Prompted by her own spiritual journey, playwright Molly Rice, visiting assistant professor of drama, has spearheaded planning for "Playwriting, Spirituality and Religion." The event on April 11 and 12 includes five New York City-based playwrights, representing various religious traditions.
Issues of faith and dramatic writing are central to the panel discussion, which will be moderated by Rice. The event also includes readings by the playwrights and Kenyon students.
"I have the God gene," Rice said. "But I was not brought up in a religious tradition. I did a lot of exploring on my own. That gave me a lot of freedom to find my own concept of God. It's a very real relationship to me." Christian texts, the lives of the saints, and medieval theater structures inform Rice's work. Her plays include "Don't Stop" and "The Ghost of Don Juan."
Capturing a relationship with an invisible supreme being in a visual medium is a playwright's challenge, she said. "Those of us who imagine a visual embodiment of our spiritual beliefs, how do we make those flesh?"
Panel members will also discuss how playwrights convey religious inspiration to audiences not familiar with some religious traditions, how playwrights manage the religious biases of an audience, and how they handle conflicts between personal beliefs and the tenets of organized religions.
These are the participating playwrights:
Jason Grote, who is Jewish, has written "1001," "Maria/Stuart," and "Box Americana." A production of "1001" closed recently at Page 73 in New York City. The play suggests "The Arabian Nights" and includes a contemporary romance between an Arab and a Jew.
Quiara Hudes wrote the book for the Broadway musical "In the Heights" and was a 2007 Pulitzer Prize finalist for "Elliot, a Soldier's Fugue." She brings a Roman Catholic and Afro-Caribbean religious perspective to the panel.
Dael Orlandersmith, who speaks to Christian and Eastern religious traditions, was a 2002 Pulitzer finalist for "Yellowman." Orlandersmith won an Obie Award for the 1995 play "Beauty's Daughter," in which she starred at the American Place Theatre in New York City.
Bina Sharif, a Pakistani Muslim, wrote "Afghan Woman," an examination of the life of a Muslim woman, and "Democracy in Islam," a play about the stereotyping of Muslim culture. Also an actor, Sharif has written and directed more than twenty plays.
Nathan Wright, a Mormon, is collaborating with the New York-based company Theatre of the Emerging American Moment on "Architecting," a family saga that ranges from the American Civil War to the war in Iraq. The play will premiere at the National Theater of Scotland later this year.
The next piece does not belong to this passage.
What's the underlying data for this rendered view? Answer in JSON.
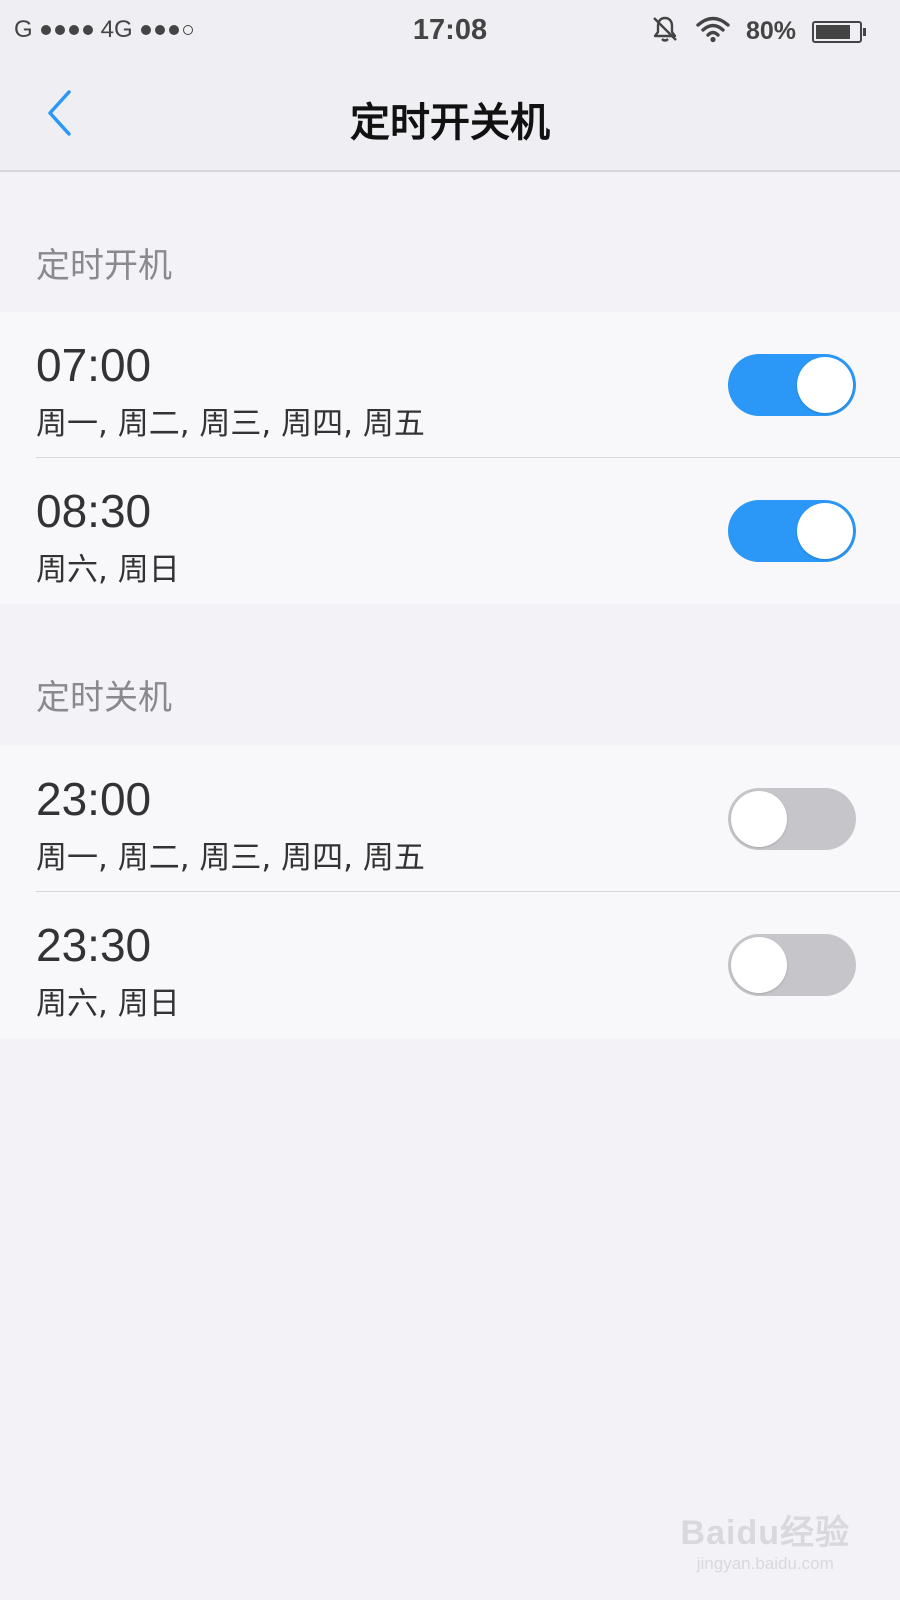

The schedule in the Bolton Theater includes a reading of short plays by student playwrights at 9:00 p.m., April 11; a reading of play excerpts by visiting playwrights at 3:00 p.m., April 12; and the panel discussion at 8:00 p.m., April 12. All events are free and open to the public.
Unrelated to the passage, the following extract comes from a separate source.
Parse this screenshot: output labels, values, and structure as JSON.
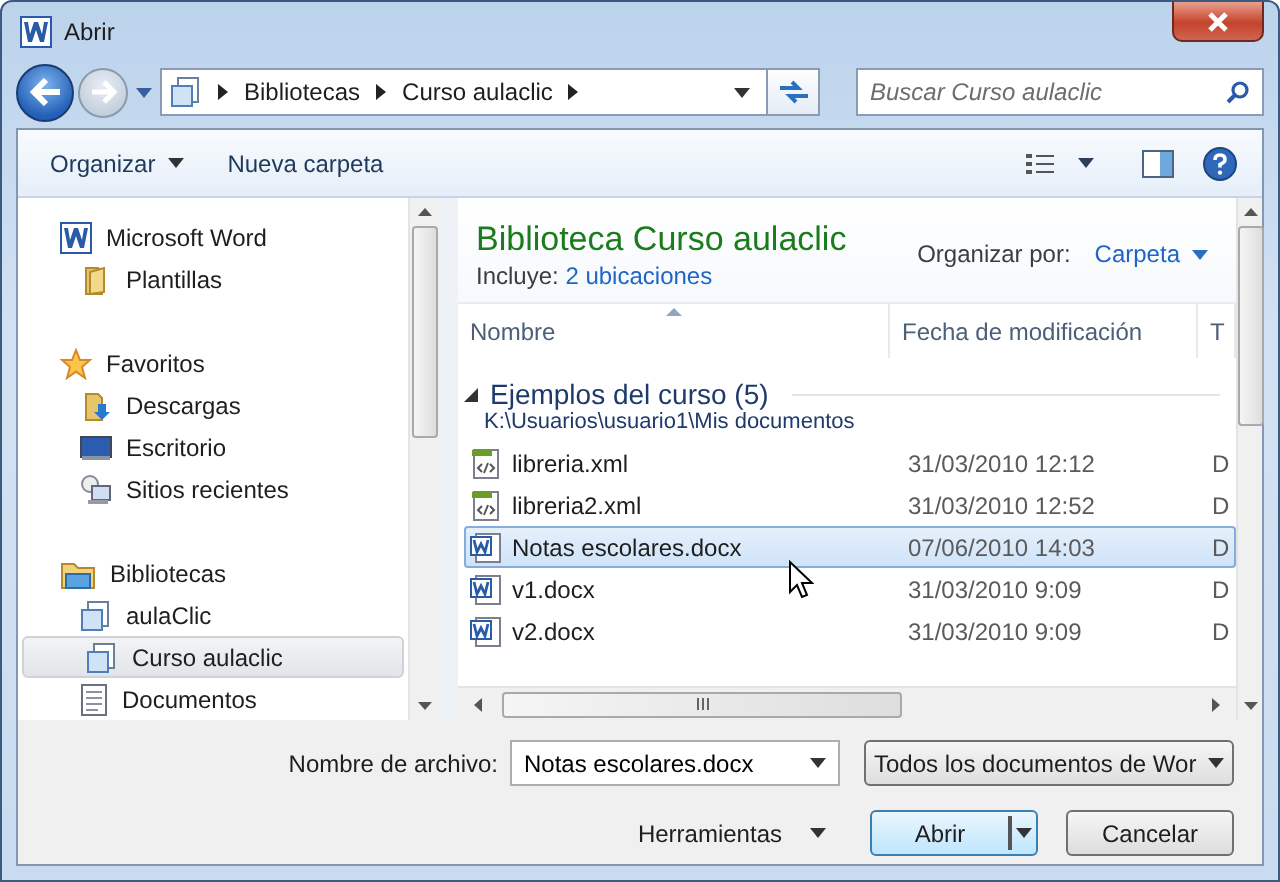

Rice organized the event with the help of David Lynn '76, editor of the Kenyon Review and professor of English; Vernon Schubel, professor of religious studies; and the Rev. Karl Stevens '95, Episcopal chaplain to Kenyon College. The event is funded by the Board of Spiritual and Religious Life, the Department of Religious Studies, and a Teachers Teaching Teachers grant.